Here at MTV News, we often get word of wacky movie biz gossip that has no chance of actually being true, from an art house director rumored to be taking on a franchise blockbuster to a long-forgotten film that someone, somewhere wants to reboot for the big screen. And then there are those rumors that are just so bizarre and delightful we hope against hope they contain a kernel of truth. Put a musical version of “Groundhog Day” into that last category.
About five years ago, the famed Broadway lyrist and composer Stephen Sondheim (“Sweeney Todd”) told some folks he loved the idea of doing a stage adaptation of “Groundhog,” the classic 1993 Bill Murray comedy about a prickly weatherman stuck reliving the same day over and over again. And that was about it. No one thought it might actually happen. But when Harold Ramis stopped by the MTV News offices to chat about his upcoming movie “The Year One,” he revealed that plans for a “Groundhog” musical are not just idle gossip, but are actually moving forward.
“Danny Rubin, who wrote the original script, has been working on a book for a musical,” said Ramis.
Unfortunately, Rubin hasn’t exactly had a string of successful screenplays since his “Groundhog Day” script, which was actually extensively rewritten by Ramis (the two share the writing credit). If you loved the Stephen Dorff -starring “S.F.W.,” maybe you can get excited for Rubin’s musical adaptation. But am I the only who hopes Ramis -- who’s written some of the greatest comedies of the last 30 years in “Animal House,” “Caddyshack,” “Ghostbusters” and others -- takes an active role in the production?
And when it comes to the musical aspects, I’ll hold out hope that Sondheim joins in. “Stephen Sondheim was asked what film he would turn into a musical and he said ‘Groundhog Day,’” explained Ramis. “And I said, ‘Wow, that’s pretty cool.’ James Lapine, who directed a lot of Sondheim, actually contacted me and asked if I’d thought about a ‘Groundhog Day’ musical.”
So does that mean Sondheim might in fact be involved? “I don’t know,” Ramis said. “I like that he took it that seriously.”

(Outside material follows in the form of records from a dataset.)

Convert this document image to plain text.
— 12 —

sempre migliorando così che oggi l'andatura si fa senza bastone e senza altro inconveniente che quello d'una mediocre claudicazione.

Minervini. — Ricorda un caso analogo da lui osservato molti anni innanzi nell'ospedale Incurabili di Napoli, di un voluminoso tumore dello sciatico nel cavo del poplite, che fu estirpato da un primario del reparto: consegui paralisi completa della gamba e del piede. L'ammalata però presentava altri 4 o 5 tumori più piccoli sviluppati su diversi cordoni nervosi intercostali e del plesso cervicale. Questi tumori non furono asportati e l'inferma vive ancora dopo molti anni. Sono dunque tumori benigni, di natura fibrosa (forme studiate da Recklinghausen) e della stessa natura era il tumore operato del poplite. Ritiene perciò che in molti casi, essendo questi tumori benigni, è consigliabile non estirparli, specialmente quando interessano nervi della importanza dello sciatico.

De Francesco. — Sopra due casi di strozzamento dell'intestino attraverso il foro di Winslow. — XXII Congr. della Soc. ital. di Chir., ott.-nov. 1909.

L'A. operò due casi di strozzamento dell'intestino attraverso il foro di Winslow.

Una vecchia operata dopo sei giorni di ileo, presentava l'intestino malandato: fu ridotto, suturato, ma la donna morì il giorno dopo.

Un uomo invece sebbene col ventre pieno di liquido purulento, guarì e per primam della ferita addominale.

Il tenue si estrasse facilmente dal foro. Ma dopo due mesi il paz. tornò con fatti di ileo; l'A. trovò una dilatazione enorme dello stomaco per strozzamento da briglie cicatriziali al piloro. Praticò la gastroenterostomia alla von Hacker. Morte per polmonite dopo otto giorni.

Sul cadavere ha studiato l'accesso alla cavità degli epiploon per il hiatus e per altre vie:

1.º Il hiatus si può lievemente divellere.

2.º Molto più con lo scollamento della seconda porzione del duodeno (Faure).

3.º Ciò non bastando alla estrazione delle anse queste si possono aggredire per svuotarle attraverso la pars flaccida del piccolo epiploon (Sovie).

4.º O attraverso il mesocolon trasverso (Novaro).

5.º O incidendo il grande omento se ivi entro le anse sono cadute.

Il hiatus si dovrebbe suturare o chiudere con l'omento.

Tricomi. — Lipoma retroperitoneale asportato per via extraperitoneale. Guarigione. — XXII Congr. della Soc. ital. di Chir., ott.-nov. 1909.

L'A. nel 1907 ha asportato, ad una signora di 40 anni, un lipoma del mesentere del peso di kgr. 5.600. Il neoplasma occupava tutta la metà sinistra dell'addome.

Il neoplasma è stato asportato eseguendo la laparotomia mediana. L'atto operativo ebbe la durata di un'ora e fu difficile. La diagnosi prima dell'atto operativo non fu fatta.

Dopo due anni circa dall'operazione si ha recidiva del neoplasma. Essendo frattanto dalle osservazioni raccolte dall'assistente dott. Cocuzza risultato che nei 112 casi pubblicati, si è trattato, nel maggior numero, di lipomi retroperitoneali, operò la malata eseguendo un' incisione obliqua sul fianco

If Sondheim doesn’t end up participating in the “Groundhog” musical, perhaps Ramis will decide to once again tinker with the material. During the MTV interview, he did have one piece of advice for a “Groundhog Day” showstopper on Broadway. “The same as the song that opened it probably,” he said with a laugh. “It’s just one song all the way through.”
“Groundhog Day” on Broadway—sacrilegious or fantastic? Who should play Murray’s Phil Connors?